President Donald Trump says Department of Homeland Security Secretary Kirstjen Nielsen is "leaving her position," and that "Kevin McAleenan, the current U.S. Customs and Border Protection Commissioner, will become Acting Secretary" of DHS.
Nielsen had a 5 p.m. meeting Sunday at the White House with Trump where she was planning to discuss with him immigration and border issues and a path forward, senior administration officials tell CNN.
She had no intention of resigning, according to one of the sources, but rather was going there with an agenda. But the source said, it is believed within the administration that Trump will be pushing for personnel changes.
The source notes Trump's frustration with the current asylum laws, and his desire for individuals who work for the administration to just stop central American asylum seekers from entering the United States, contrary to the law.
Separately, a source close to Nielsen and an administration official said she was blindsided by the White House pulling Ron Vitiello's nomination to be director of Immigration and Customs Enforcement and has heard of other impending immigration-related personnel changes, so she asked for a meeting with Trump to get a sense of his thinking.
While Nielsen did not enter this meeting with the intention of resigning, this source says, it's possible that if Nielsen doesn't hear what she is hoping to that she could offer her resignation.
Sources have said Nielsen has been on thin ice before.
It also follows plans to cut aid to some Central American countries , marking a sudden reversal after Nielsen had days earlier visited Honduras to sign a regional compact agreement with Honduras, El Salvador, and Guatemala.
Nielsen has had a tumultuous tenure that saw Trump steadily ramping up pressure on his team to execute his immigration promises, which he believes is the single driving issue for his base of political supporters.
Trump has vented privately that Nielsen hasn't adequately secured the border or enacted stricter immigration rules, even as she became the face of policies that administration critics called heartless and illegal.

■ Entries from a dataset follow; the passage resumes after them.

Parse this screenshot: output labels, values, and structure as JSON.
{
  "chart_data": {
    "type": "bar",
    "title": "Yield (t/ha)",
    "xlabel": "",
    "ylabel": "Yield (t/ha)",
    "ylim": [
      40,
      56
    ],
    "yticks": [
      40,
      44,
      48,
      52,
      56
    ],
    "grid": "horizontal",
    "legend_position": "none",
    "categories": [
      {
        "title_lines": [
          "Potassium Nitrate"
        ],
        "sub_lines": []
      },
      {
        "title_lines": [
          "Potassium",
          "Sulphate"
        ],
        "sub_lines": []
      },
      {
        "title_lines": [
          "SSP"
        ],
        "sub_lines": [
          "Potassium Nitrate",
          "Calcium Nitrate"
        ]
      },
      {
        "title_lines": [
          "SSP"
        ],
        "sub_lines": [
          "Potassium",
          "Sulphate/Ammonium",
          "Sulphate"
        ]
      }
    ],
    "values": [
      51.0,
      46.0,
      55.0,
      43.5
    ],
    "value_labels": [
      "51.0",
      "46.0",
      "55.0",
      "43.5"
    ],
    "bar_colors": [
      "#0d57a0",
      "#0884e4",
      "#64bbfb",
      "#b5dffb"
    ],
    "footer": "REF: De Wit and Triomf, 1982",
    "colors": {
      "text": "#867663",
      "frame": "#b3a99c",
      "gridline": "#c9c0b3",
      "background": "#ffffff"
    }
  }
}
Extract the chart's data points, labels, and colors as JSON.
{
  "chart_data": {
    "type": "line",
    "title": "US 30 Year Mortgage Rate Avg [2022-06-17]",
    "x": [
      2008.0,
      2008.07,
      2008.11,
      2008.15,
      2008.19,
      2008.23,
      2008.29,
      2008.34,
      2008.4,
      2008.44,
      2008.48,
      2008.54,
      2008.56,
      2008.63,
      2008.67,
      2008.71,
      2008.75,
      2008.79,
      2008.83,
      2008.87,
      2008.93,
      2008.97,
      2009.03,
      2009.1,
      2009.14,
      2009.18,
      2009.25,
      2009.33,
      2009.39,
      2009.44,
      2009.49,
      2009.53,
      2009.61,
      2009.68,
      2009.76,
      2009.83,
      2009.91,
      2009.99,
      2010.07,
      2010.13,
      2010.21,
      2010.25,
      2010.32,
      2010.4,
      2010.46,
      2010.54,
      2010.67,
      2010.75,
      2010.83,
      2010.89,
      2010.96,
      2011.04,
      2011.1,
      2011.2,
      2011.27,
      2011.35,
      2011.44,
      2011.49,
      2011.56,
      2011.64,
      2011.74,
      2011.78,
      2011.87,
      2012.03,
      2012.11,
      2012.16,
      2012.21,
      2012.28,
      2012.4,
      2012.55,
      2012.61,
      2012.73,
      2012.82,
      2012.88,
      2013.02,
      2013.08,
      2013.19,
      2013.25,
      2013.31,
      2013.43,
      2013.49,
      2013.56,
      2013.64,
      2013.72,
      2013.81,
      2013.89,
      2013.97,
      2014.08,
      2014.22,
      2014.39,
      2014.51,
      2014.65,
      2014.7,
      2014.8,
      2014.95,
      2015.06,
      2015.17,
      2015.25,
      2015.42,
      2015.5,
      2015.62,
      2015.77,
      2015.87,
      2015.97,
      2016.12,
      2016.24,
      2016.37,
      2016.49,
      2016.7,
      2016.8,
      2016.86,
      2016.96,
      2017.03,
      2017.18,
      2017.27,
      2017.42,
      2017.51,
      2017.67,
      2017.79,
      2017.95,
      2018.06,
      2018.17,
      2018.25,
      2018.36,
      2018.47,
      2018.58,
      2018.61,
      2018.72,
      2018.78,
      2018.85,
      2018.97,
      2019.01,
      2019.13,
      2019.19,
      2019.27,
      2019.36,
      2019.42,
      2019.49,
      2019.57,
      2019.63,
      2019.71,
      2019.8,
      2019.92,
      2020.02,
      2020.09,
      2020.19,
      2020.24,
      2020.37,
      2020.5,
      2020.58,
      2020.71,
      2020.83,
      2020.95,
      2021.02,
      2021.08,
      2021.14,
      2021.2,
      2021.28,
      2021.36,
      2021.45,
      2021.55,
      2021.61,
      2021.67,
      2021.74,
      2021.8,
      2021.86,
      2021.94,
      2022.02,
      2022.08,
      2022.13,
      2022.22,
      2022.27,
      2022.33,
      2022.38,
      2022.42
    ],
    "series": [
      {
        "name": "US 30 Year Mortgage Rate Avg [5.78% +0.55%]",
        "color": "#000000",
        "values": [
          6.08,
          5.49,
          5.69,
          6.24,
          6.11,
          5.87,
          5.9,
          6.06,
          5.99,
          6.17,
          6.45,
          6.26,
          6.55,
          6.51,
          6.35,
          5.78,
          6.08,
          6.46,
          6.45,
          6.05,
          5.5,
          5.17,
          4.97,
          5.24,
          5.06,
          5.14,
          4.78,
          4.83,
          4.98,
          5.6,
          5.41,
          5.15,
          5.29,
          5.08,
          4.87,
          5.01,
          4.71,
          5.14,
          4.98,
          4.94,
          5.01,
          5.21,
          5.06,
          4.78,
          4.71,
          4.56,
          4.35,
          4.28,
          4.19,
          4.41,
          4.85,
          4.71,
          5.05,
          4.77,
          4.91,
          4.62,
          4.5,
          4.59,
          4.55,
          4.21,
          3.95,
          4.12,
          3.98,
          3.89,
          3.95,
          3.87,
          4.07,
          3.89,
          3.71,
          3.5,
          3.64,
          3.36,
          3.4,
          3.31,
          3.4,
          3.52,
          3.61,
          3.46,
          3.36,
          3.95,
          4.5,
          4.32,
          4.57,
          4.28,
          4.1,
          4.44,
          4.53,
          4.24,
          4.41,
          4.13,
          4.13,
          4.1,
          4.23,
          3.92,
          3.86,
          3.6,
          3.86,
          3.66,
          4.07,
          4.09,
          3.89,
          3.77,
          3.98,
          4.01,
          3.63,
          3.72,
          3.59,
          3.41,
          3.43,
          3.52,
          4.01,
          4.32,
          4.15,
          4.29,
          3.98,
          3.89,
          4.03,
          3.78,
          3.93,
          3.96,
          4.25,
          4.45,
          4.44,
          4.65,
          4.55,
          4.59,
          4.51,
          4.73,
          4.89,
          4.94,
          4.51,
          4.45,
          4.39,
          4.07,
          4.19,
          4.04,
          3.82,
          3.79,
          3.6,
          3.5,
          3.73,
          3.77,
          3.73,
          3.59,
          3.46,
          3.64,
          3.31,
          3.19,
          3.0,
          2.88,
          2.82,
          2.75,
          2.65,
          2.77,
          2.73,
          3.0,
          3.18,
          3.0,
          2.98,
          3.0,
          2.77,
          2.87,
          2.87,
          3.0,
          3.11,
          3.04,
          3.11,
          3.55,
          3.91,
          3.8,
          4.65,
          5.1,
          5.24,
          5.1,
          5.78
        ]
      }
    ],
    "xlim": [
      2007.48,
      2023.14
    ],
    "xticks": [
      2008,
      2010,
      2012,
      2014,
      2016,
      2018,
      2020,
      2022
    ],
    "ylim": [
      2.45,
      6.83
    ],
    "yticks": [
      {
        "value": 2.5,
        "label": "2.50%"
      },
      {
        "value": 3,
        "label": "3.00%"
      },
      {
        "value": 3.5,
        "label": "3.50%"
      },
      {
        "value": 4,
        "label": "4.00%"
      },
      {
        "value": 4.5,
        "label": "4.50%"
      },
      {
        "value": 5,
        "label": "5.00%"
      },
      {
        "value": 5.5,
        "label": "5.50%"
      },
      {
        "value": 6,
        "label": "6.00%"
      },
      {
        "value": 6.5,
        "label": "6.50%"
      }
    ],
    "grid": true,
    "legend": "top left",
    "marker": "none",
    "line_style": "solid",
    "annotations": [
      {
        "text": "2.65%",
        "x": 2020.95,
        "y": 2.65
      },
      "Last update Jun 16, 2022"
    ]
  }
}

Nielsen, who served in President George W. Bush's administration, never overcame internal skepticism about her allegiance to Trump. She joined the administration as chief of staff to John Kelly, who was Trump's first Homeland Security secretary.

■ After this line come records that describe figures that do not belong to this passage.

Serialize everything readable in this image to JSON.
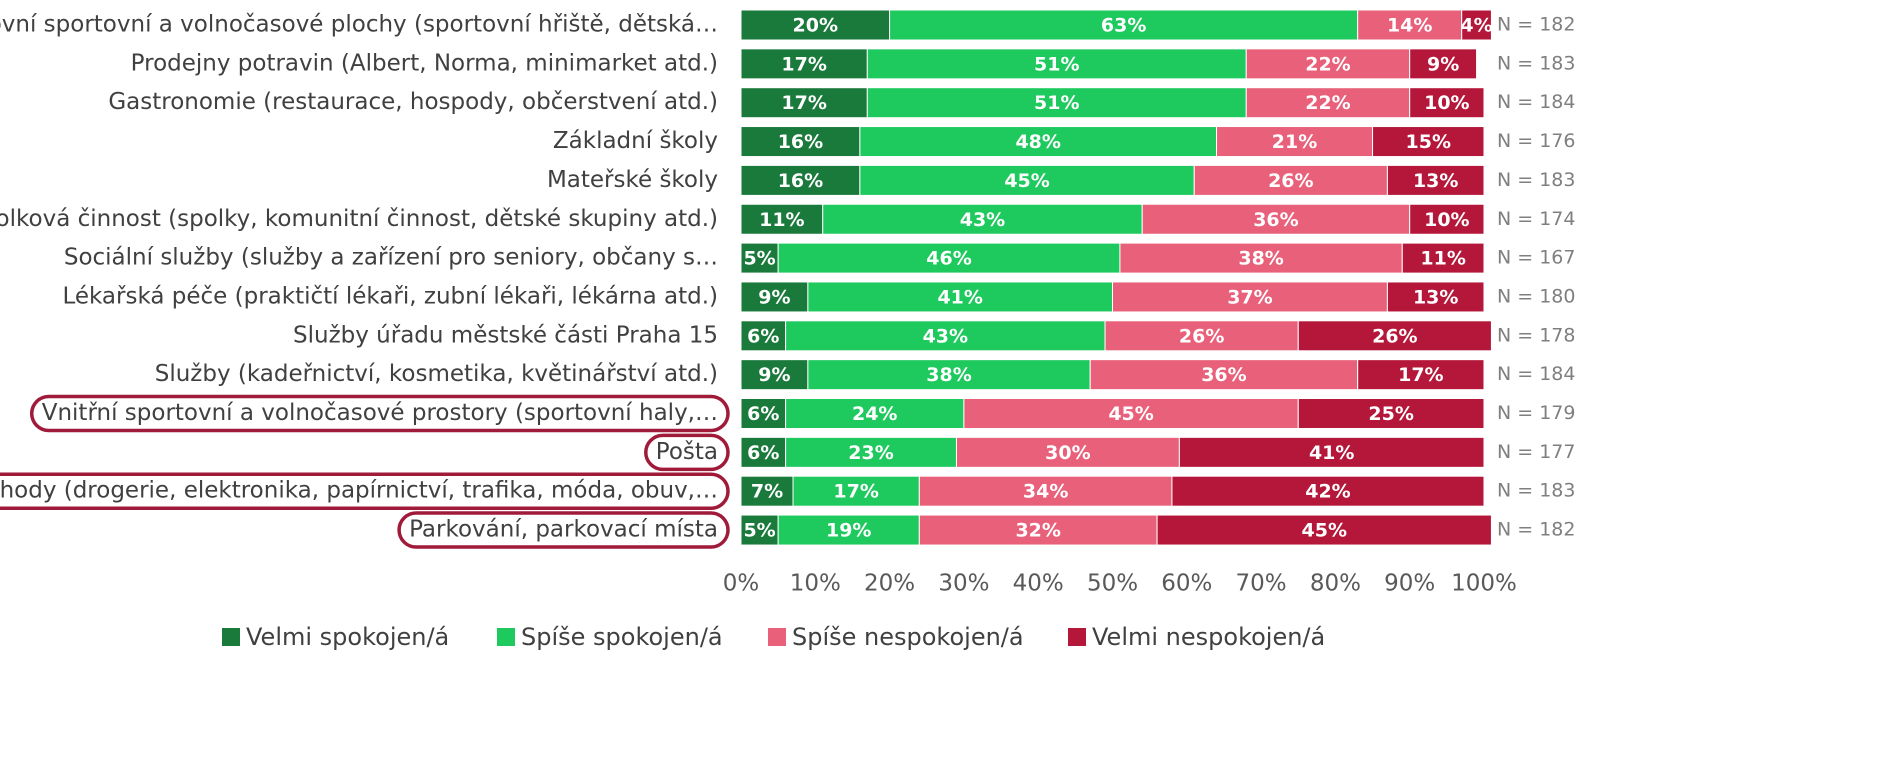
{
  "chart_data": {
    "type": "stacked_barh",
    "categories": [
      "Venkovní sportovní a volnočasové plochy (sportovní hřiště, dětská…",
      "Prodejny potravin (Albert, Norma, minimarket atd.)",
      "Gastronomie (restaurace, hospody, občerstvení atd.)",
      "Základní školy",
      "Mateřské školy",
      "Spolková činnost (spolky, komunitní činnost, dětské skupiny atd.)",
      "Sociální služby (služby a zařízení pro seniory, občany s…",
      "Lékařská péče (praktičtí lékaři, zubní lékaři, lékárna atd.)",
      "Služby úřadu městské části Praha 15",
      "Služby (kadeřnictví, kosmetika, květinářství atd.)",
      "Vnitřní sportovní a volnočasové prostory (sportovní haly,…",
      "Pošta",
      "Obchody (drogerie, elektronika, papírnictví, trafika, móda, obuv,…",
      "Parkování, parkovací místa"
    ],
    "series": [
      {
        "name": "Velmi spokojen/á",
        "color": "#1a7a3c",
        "values": [
          20,
          17,
          17,
          16,
          16,
          11,
          5,
          9,
          6,
          9,
          6,
          6,
          7,
          5
        ],
        "value_labels": [
          "20%",
          "17%",
          "17%",
          "16%",
          "16%",
          "11%",
          "5%",
          "9%",
          "6%",
          "9%",
          "6%",
          "6%",
          "7%",
          "5%"
        ]
      },
      {
        "name": "Spíše spokojen/á",
        "color": "#1ec95e",
        "values": [
          63,
          51,
          51,
          48,
          45,
          43,
          46,
          41,
          43,
          38,
          24,
          23,
          17,
          19
        ],
        "value_labels": [
          "63%",
          "51%",
          "51%",
          "48%",
          "45%",
          "43%",
          "46%",
          "41%",
          "43%",
          "38%",
          "24%",
          "23%",
          "17%",
          "19%"
        ]
      },
      {
        "name": "Spíše nespokojen/á",
        "color": "#e8607a",
        "values": [
          14,
          22,
          22,
          21,
          26,
          36,
          38,
          37,
          26,
          36,
          45,
          30,
          34,
          32
        ],
        "value_labels": [
          "14%",
          "22%",
          "22%",
          "21%",
          "26%",
          "36%",
          "38%",
          "37%",
          "26%",
          "36%",
          "45%",
          "30%",
          "34%",
          "32%"
        ]
      },
      {
        "name": "Velmi nespokojen/á",
        "color": "#b5173a",
        "values": [
          4,
          9,
          10,
          15,
          13,
          10,
          11,
          13,
          26,
          17,
          25,
          41,
          42,
          45
        ],
        "value_labels": [
          "4%",
          "9%",
          "10%",
          "15%",
          "13%",
          "10%",
          "11%",
          "13%",
          "26%",
          "17%",
          "25%",
          "41%",
          "42%",
          "45%"
        ]
      }
    ],
    "annotations": [
      "N = 182",
      "N = 183",
      "N = 184",
      "N = 176",
      "N = 183",
      "N = 174",
      "N = 167",
      "N = 180",
      "N = 178",
      "N = 184",
      "N = 179",
      "N = 177",
      "N = 183",
      "N = 182"
    ],
    "xlim": [
      0,
      100
    ],
    "xticks": [
      {
        "value": 0,
        "label": "0%"
      },
      {
        "value": 10,
        "label": "10%"
      },
      {
        "value": 20,
        "label": "20%"
      },
      {
        "value": 30,
        "label": "30%"
      },
      {
        "value": 40,
        "label": "40%"
      },
      {
        "value": 50,
        "label": "50%"
      },
      {
        "value": 60,
        "label": "60%"
      },
      {
        "value": 70,
        "label": "70%"
      },
      {
        "value": 80,
        "label": "80%"
      },
      {
        "value": 90,
        "label": "90%"
      },
      {
        "value": 100,
        "label": "100%"
      }
    ],
    "highlight": [
      10,
      11,
      12,
      13
    ],
    "highlight_color": "#a01a3a"
  }
}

When Kelly moved to the West Wing as chief of staff, Nielsen followed, becoming a deputy chief of staff tasked with helping Kelly bring rigor to a freewheeling staff.
The role didn't gain her popularity, but it helped her gain enough of Trump's trust to elevate her to the Cabinet post.

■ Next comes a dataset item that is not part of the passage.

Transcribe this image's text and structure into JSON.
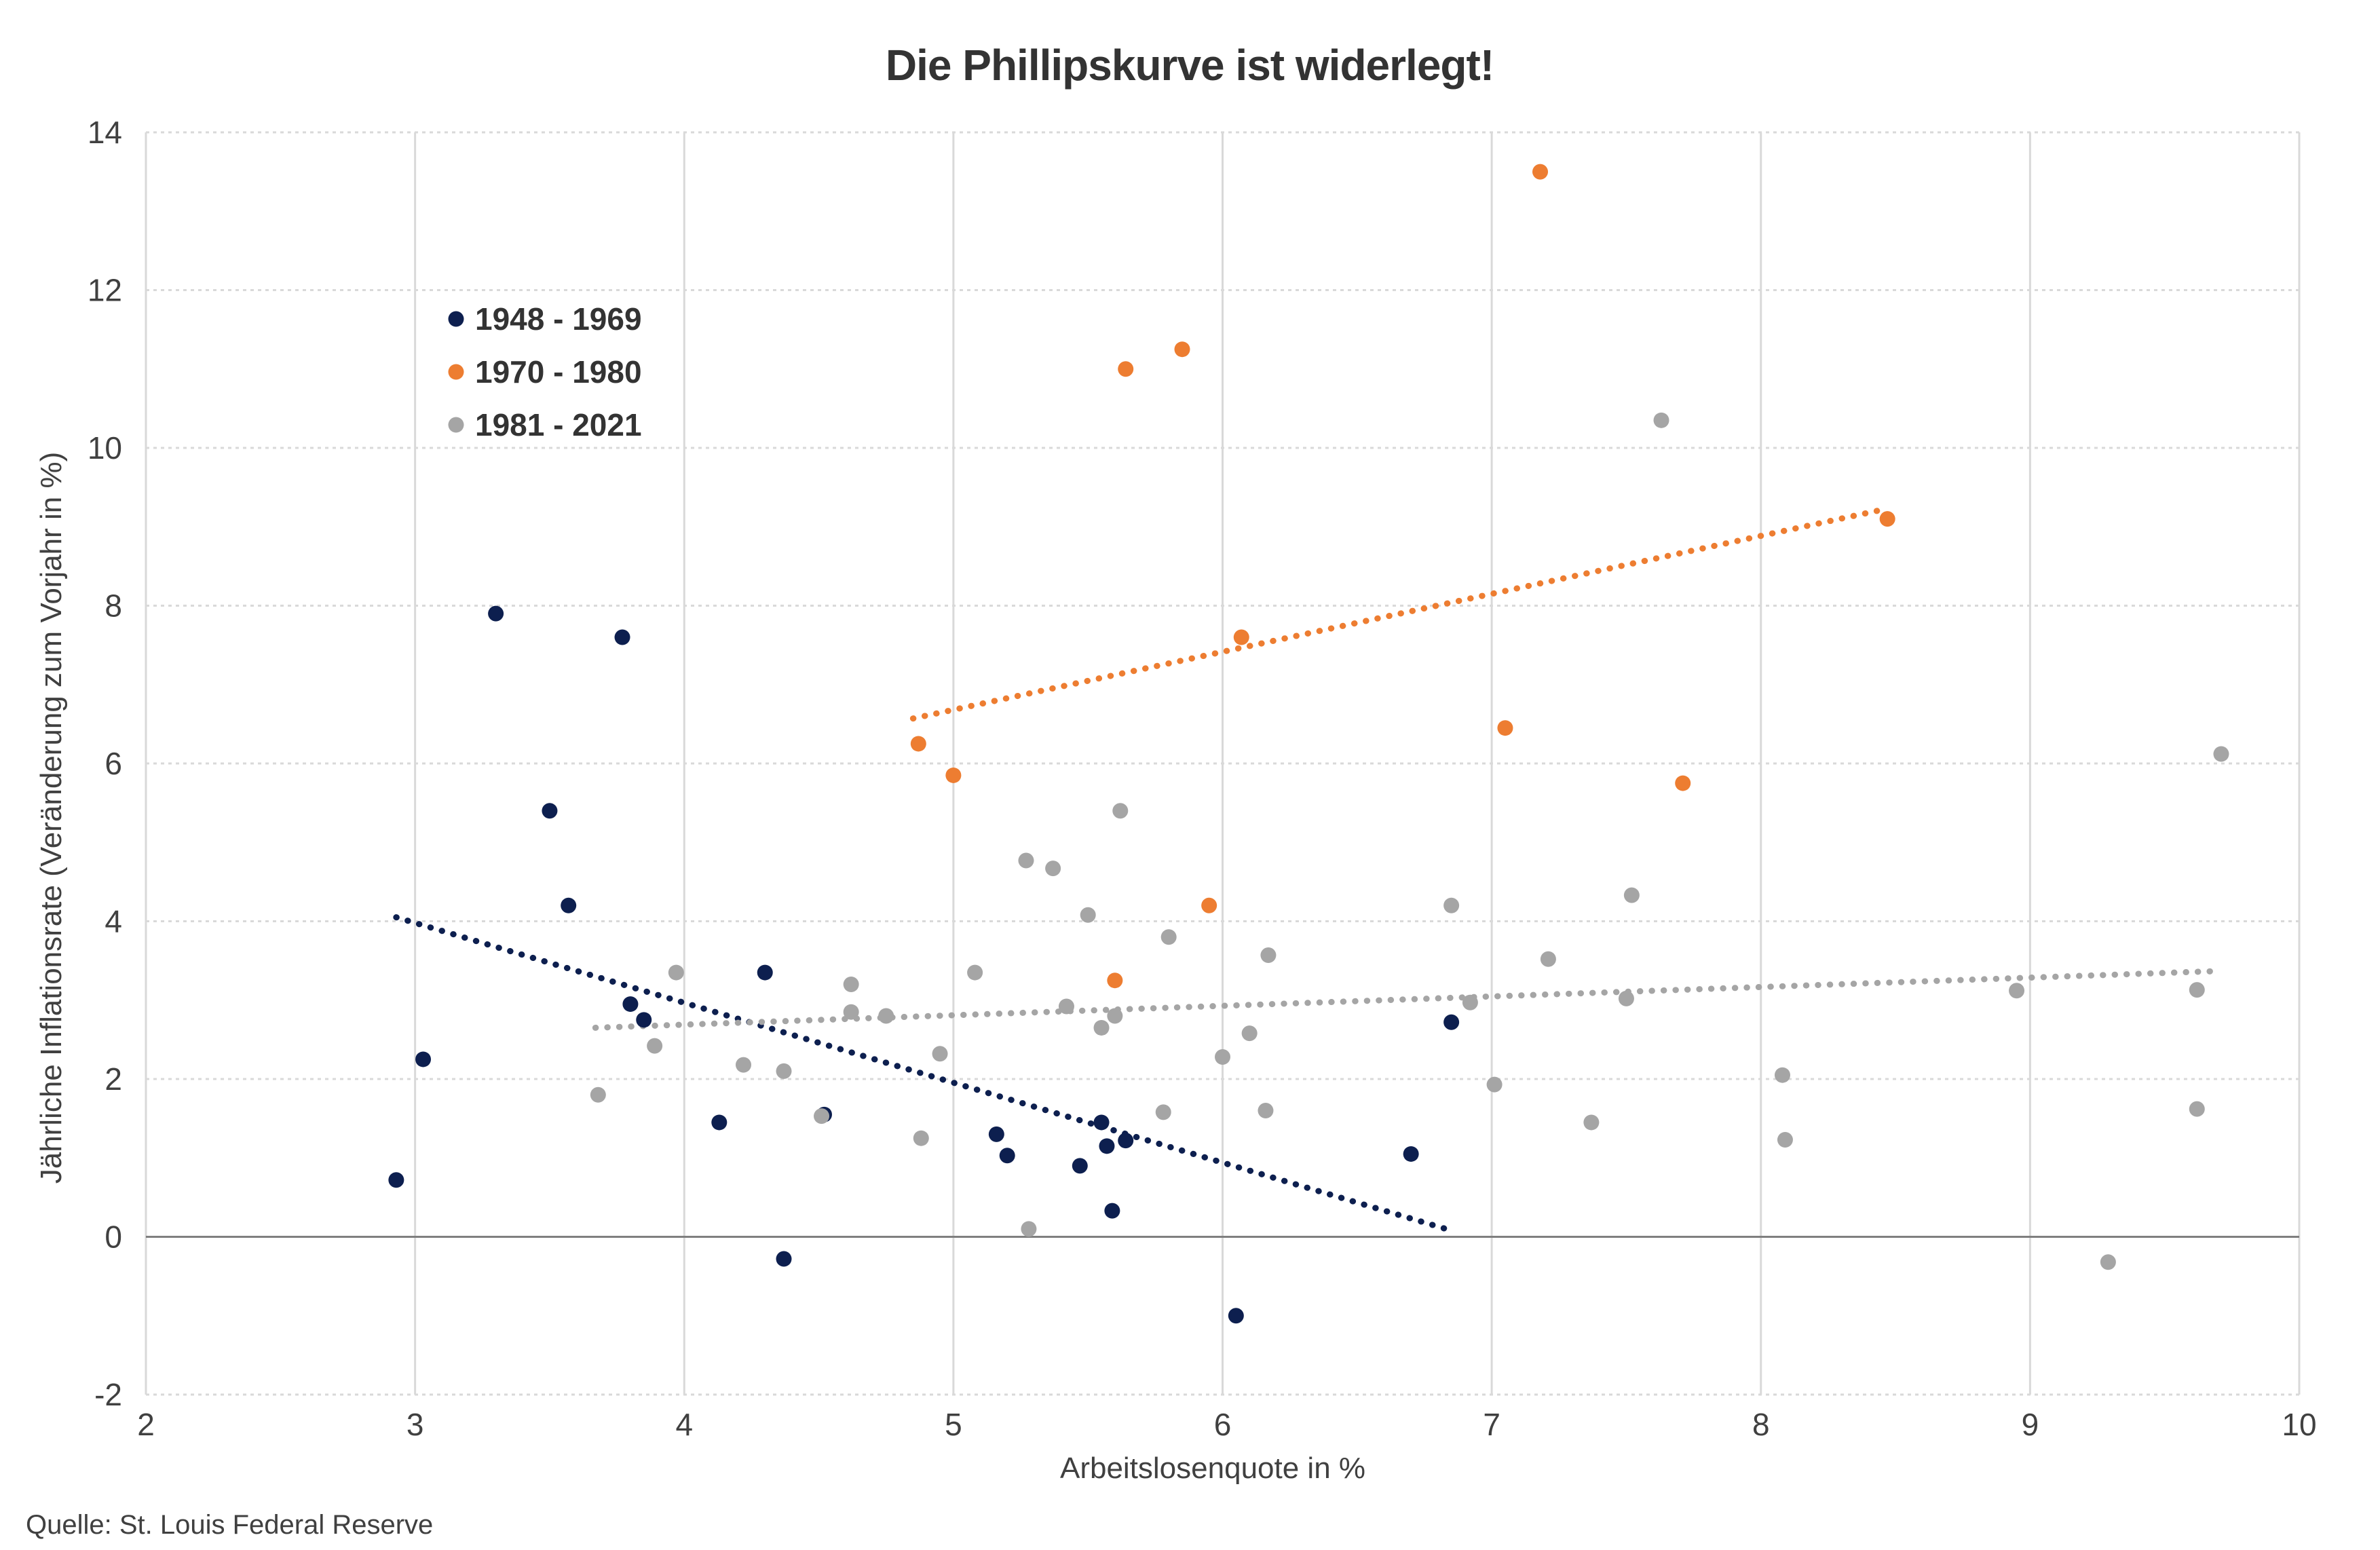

But at the agency that oversees border protection and immigration matters -- Trump's signature issue -- it was inevitable Nielsen would find herself within the President's crosshairs.
After a previous Cabinet meeting during which Trump berated her for not acting strongly enough on preventing illegal immigration, Nielsen considered resigning, people familiar with the matter said at the time.
She didn't then, and went on to become one of the public faces of a controversial policy that separated undocumented children from their parents. She was heckled in restaurants as the policy came under criticism.